Dévaste-moi, le corps des femmes chansigné

Une étrange silhouette, très longue robe rouge quelque part entre le sensuel et le solennel, recouvrant étroitement le visage, quelques notes de Carmen égrenées à la trompette, le corps d’Emmanuelle Laborit se courbe, ses doigts s’envolent, on voit l’amour, on voit les oiseaux, on voit la loi et on voit le “non”.
Bientôt elle va dégager son visage, et retrouver une expression moins abstraite, où la mobilité des traits accompagne la vivacité des gestes.
 

Qu’est-ce que ça veut dire chanter en langue des signes ?
« Avant tout chanter, c’est transmettre un message, s’exprimer, exprimer une énergie, un sentiment, des émotions, exprimer ce que nous a dit un texte, l’histoire qu’il raconte et ce qu’il nous raconte, à nous-même. » Emmanuelle Laborit

 


 
Emmanuelle Laborit, actrice, metteure en scène, fondatrice et directrice de l’International Visual Theatre, s’avance aujourd’hui sur scène pour nous offrir son chant, son chant de femme sourde qui n’« oralise” pas mais qui, nous rappelle-t-elle, n’est pas muette, et parle avec ses mains dans sa langue, la langue des signes française, parle avec les sons de sa gorge, avec son souffle et son expression physique. Et ici, il s’agit bien d’un chant, qui n’est pas la parole du discours ou du quotidien : son chansigne nait de la langue des signes comme la poésie nait de sa propre langue natale, s’y nourrit, s’y structure, s’en détache, s’en envole, parfois même s’y rebelle. Et ça devient alors une langue neuve et personnelle, un poème, une danse.
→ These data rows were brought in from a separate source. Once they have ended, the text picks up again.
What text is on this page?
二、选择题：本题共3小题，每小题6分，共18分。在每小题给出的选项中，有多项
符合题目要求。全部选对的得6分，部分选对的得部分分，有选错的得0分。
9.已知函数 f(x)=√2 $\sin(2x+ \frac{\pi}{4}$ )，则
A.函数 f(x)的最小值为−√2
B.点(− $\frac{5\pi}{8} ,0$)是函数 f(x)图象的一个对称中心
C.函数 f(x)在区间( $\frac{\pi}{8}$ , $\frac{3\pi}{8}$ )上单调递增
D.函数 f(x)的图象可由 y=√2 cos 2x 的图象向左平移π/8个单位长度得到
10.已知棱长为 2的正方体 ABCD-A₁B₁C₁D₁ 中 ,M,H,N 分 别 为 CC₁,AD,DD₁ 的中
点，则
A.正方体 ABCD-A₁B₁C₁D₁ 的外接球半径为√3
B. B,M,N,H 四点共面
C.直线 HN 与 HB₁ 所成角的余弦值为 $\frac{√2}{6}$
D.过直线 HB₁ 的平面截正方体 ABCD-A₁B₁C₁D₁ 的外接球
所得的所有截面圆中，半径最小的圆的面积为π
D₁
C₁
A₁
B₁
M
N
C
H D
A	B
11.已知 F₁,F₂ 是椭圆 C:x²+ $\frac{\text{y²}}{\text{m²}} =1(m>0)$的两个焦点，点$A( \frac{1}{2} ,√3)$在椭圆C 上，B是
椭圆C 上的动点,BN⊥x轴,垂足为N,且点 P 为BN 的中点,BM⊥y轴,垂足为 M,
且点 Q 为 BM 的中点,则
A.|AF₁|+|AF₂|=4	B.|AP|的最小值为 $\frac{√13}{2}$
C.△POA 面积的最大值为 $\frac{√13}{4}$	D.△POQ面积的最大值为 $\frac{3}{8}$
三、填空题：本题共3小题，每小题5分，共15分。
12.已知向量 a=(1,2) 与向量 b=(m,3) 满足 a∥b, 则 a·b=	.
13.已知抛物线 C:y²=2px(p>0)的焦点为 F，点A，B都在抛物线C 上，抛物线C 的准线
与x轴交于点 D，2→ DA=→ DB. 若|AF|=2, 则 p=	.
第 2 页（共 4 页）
Johanny Bert, créateur de spectacles hybrides, en collaboration avec Yan Raballand pour le travail chorégraphique, crée un espace élégant, soigné, inventif – écrin mais pas carcan ; les costumes sont poétiques, spectaculaires. The Delano orchestra l’accompagne avec une joyeuse énergie folk-rock, tonique et électrisante.
 

 

Une veste d’homme – rose à la boutonnière, un bustier de laine tressé, très beau, tombent des cintres ; glamour, rock, en escarpins, en maillot 1900, éventail de plumes et petite tournure, en peignoir ou en simple pantalon noir, Emmanuelle Laborit est multiple comme les femmes. Et c’est avec sa propre multiplicité qu’elle parle d’elle, mais aussi de la multiplicité de ses sœurs les femmes, et de leurs corps, sans fausse pudeur, parfois avec une cocasserie détachée, souvent avec une sensibilité à fleur de peau maîtrisée autant que vibrante.
Le propos est sans équivoque féministe, mais sans didactisme ni pesanteur. Féminin, en fait. Politique, au sens large. Vivace. Vivant, par-dessus tout.
 

“La liberté, c’est tout ce qui me fait jouir, ô liberté ma tourterelle, à toi seule je reste fidèle et quand je te trompe, tu t’en fous !) (Infidèle, Evelyne Gallet)

 

Certains titres seront surtitrés, d’autres non. Ceux qui ne connaissent pas la LSF se repèrent parfois aux mélodies familières, et de toutes façons se laissent porter par la force d’interprétation de la comédienne et la précision délicate de cette langue. Ainsi on découvre au générique final le titre de Magyd Cherfi, Classée sans suite, dont on comprendra qu’on avait discerné assez justement le propos.
La chanson qui donne son nom au spectacle, Dévaste-moi, de Brigitte Fontaine, restera un moment particulièrement fort, Emmanuelle Laborit au micro, les sons de sa gorge, sa respiration, les sons de son corps martelé, brusqué, peau frappée, textile froissé.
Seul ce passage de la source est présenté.